Taking after Sadat, President Abdel Fattah al-Sisi met on Wednesday with the Scholars Council of Egypt to discuss the ethics of Egyptian society, for which the council suggested to form a committee for the development of morality and conscience among citizens.
 
Sisi said at the meeting that ethics play an essential role in the progress of nations, and are an incentive for work and production.
 
President Sadat had in 1980 issued a law to protect values ​​from defect, later known as the Defect Law.

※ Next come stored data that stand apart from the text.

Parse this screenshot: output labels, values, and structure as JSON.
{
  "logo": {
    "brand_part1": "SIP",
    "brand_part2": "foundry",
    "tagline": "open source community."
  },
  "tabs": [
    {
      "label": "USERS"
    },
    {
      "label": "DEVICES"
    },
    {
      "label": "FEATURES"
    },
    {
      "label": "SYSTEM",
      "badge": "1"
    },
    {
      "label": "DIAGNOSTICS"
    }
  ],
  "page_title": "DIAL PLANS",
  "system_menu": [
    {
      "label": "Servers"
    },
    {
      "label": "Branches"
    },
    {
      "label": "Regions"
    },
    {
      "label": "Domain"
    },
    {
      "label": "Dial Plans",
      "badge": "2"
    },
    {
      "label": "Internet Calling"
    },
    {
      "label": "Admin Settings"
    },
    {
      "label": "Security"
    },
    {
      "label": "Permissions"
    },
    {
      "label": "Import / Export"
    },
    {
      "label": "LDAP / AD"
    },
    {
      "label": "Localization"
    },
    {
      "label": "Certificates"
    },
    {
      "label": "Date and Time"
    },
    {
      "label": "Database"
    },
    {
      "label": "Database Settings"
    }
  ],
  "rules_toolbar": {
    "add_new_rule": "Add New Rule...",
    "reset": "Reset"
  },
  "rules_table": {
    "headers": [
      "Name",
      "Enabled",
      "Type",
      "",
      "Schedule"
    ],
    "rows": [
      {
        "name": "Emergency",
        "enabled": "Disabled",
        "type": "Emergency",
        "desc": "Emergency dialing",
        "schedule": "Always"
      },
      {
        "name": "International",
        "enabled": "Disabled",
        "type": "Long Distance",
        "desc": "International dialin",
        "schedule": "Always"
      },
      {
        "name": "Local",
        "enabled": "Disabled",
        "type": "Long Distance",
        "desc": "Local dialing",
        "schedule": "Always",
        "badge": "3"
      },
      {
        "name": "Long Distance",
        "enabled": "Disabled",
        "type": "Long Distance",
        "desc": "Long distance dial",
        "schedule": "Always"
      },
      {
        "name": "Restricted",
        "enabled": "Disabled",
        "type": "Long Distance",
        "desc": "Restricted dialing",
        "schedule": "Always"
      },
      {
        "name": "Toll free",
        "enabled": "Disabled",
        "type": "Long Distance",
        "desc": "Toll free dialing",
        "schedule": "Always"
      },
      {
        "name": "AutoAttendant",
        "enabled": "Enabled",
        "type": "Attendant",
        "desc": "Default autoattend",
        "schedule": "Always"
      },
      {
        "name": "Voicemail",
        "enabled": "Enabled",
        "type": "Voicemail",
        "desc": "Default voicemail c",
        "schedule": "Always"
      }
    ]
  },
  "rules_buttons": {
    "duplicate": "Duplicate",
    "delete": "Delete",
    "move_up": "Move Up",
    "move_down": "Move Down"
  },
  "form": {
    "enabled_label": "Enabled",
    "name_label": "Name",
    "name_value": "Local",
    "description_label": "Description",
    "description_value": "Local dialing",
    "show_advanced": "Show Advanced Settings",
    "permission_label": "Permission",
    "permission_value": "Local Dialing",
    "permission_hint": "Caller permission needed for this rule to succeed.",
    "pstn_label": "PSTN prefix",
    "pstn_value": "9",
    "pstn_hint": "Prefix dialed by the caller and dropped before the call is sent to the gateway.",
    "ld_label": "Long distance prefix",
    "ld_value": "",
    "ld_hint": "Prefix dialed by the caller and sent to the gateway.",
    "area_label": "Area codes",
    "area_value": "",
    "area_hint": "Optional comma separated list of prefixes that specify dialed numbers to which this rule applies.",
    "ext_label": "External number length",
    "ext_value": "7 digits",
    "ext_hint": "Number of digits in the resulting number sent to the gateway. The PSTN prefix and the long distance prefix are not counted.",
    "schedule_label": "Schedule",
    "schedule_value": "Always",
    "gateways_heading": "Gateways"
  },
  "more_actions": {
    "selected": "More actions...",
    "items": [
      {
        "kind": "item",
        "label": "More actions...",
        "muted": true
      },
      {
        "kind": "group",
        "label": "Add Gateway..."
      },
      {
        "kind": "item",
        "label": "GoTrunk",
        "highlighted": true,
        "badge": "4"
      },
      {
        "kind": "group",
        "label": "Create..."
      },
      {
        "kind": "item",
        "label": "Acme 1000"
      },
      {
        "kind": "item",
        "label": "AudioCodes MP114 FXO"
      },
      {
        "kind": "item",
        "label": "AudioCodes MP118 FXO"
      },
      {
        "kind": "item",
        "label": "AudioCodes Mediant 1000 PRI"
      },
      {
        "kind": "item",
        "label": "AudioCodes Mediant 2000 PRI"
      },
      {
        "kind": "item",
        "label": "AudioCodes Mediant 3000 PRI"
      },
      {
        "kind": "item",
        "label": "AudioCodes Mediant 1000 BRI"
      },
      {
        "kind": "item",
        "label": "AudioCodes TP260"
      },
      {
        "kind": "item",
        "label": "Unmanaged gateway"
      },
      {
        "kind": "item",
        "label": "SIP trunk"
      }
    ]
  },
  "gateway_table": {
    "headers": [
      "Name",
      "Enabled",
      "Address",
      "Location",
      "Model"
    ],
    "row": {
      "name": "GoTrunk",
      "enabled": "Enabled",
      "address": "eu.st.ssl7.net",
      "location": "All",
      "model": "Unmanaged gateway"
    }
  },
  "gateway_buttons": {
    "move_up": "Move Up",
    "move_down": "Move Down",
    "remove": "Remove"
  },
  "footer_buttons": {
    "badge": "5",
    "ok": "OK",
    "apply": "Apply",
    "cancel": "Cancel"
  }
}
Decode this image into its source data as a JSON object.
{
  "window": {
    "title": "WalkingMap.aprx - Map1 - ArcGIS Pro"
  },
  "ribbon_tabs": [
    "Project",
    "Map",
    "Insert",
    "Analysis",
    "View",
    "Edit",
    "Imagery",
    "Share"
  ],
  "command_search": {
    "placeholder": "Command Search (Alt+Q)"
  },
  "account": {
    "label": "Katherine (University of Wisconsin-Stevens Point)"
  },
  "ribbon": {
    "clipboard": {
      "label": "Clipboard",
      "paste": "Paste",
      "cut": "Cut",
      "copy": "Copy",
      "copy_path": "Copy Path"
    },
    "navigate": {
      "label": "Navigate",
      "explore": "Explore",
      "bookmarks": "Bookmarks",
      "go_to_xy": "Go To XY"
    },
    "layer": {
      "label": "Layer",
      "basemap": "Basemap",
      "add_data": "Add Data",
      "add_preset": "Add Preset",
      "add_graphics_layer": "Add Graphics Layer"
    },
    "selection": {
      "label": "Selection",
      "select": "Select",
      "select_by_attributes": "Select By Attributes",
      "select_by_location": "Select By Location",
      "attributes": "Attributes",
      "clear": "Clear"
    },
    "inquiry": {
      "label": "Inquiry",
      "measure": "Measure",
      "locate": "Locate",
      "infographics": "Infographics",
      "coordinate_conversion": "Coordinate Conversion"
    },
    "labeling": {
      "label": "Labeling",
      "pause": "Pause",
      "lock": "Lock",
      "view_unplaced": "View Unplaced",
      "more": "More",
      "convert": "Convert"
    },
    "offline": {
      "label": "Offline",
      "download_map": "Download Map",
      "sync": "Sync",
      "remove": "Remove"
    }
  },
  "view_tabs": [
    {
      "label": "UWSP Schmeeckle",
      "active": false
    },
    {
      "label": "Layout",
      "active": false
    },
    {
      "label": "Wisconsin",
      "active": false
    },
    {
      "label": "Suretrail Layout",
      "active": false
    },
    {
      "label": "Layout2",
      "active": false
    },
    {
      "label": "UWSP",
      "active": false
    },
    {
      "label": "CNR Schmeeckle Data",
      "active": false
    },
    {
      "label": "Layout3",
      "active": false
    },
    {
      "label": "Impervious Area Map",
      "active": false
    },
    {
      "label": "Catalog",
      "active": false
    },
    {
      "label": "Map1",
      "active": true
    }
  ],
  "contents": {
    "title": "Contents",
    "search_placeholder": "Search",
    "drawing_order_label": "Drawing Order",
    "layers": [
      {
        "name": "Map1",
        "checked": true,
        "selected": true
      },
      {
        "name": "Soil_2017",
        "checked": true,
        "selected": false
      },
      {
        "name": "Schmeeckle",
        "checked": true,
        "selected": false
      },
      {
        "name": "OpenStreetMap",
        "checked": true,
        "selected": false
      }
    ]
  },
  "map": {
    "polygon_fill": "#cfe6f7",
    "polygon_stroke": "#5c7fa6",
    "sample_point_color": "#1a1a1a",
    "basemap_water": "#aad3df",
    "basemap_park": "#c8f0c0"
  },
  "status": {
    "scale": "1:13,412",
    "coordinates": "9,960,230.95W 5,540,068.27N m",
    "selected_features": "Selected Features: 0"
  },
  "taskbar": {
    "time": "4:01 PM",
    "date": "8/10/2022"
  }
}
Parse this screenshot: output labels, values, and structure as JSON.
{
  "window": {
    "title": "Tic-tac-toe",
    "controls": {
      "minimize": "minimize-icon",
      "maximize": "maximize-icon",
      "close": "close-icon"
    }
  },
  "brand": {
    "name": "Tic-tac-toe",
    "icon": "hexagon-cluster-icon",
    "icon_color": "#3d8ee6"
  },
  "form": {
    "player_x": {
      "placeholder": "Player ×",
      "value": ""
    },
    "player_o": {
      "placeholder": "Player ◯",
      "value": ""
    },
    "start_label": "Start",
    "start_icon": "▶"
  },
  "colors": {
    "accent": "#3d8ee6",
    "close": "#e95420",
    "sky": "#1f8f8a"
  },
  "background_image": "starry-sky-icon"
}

It was to punish anyone who tried to mislead the youth away from religious values or criticize the state policy.
 
Sadat himself was called the “Believer President” and often talked about morals and values.
 
But the law was met with widespread opposition by politicians and intellectuals, who said it takes the country back to the fourth century BC when Socrates was executed by a similar law.
 
When he was still running for president, Sisi said in a television interview that he would be responsible for the ethics and religious values of Egyptian society.
 
Hassan Nafaa, a professor of political science at Cairo University, said Sisi did not learn the lesson from Sadat. “The Defect Law did not end moral defects in society,” he said. “Our regimes always tend to evade the challenges they face.”
 
“In order to develop our morals we need to keep the environment clean, stop indiscriminate arrests, release the unjustly imprisoned and achieve social justice,” he said. “What the council of scholars is doing is pure nonsense.”
 
Observers say the regime prosecutes citizens under the pretext of preserving ethics, drawing the example of Intessar, the artist who was charged with inciting debauchery for saying that pornographic films are a temporary solution for the unmarried.
 
Gamal Eid, director of the Arabic Network for Human Rights, said such practices take us back to the times of the Inquisition. “The role of the state is not to bring up citizens,” he said. “It is just to protect their rights.”